We always remind ourselves to be more than satisfied if we’re blown away by even a single work in the course of such a crawl – same goes for the average museum show – and that ratio more or less held yesterday. In this case, the standout was Andreas Gefeller’s righteous Supervisions collection at Hasted Hunt, which struck us as both a witty riposte to another Andreas G. and as pretty awe-inspiring in its own right.

I also want to talk up the folks at Hasted Hunt for being so friendly and accessible and interested in talking about the work they had on their walls. My experience suggests that this is sadly atypical behavior for gallery staff…unless, of course, they scent a sale, in which case they’re suddenly all ears and flattery.

I wish more of ’em understood what so few clearly do, which is that the non-obvious patron engaged in conversation today is much more likely to be next year’s customer. As somebody who’s bought a decent amount of art in the past, and is always willing to consider doing so again, I sure do get tired of being treated like riff-raff. (Hopefully it’s clear that I’m not asking to be fawned over; my point is that nobody deserves to be dismissed like that.)

Anyway, top marks to Hasted Hunt on this count. You should swing by for no other reason than that they’ve mounted a great show, but you might keep in the back of your mind a recollection that these are the folks who get it.
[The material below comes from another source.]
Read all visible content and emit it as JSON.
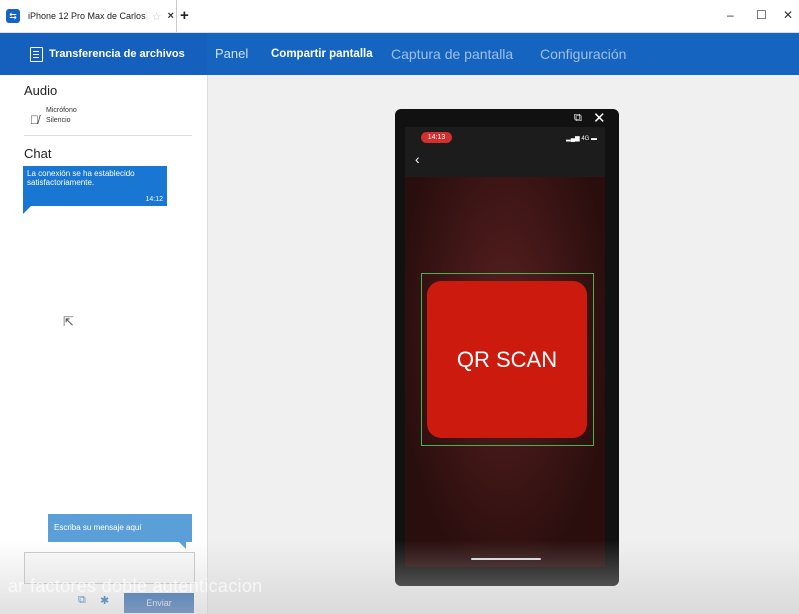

That was an early high point, and while there were one or two other things that piqued our interest, the rest required the briefest of hygienic glances to cross them off the list. We refueled at one of our very favorite places in NYC, the garden at The Park, sampled some oaky Austrian wine at Appellation, and picked up Whiteley’s Reyner Banham at 192 Books before trooping home across 23rd.

And that’s what I call a great Chelsea Saturday.

4 responses to “Parties in Chelsea”

  1. james says :

    wish it wasn’t so through, but wear a suit and the staff fawns over me. wear carhart and you can see them worrying me to leave.

    what they can’t configure: the suit is my work clothes. its a situation that taught me a lot. an italian suit, a silk tie is something like superman. it fools most of the people some of the time.

    carhart? forget beuys flannel suit.

  2. speedbird says :

    This is true, but you’d have figured that they’d have evolved a better nose for the main chance. If the dotcom taught any lesson at all, it’s that a seven-figure net worth can easily walk through the door in surfer jams and flip-flops.

  3. WM Hunt says :

    Dear Speedbird,

    Thanks so much for the very, very nice mention for Hasted Hunt on your blog. I am afraid that Sarah Hasted and I and our crew, Mary and Zoe and Dimitiri actually try to be genuinely nice to people. It’s that cocker spaniel approach, bounding up to people and licking their faces. It surprises and disarms them.

    It was good to hear that someone noticed and liked it. It is our collective nature to be enthusiastic and outgoing.

    Also we believe in our artists, and that makes it a pleasure here. We are crazy about this Gefeller show.

    Come back again. Thanks.

    Regards, Bill Hunt

  4. Vidiot says :

    Wow, that Gefeller work just tweaks my pleasure center.

    And yeah, I’m tired of getting the brushoff within seconds of darkening a gallery’s door. Why do so many galleries act like they don’t want my business?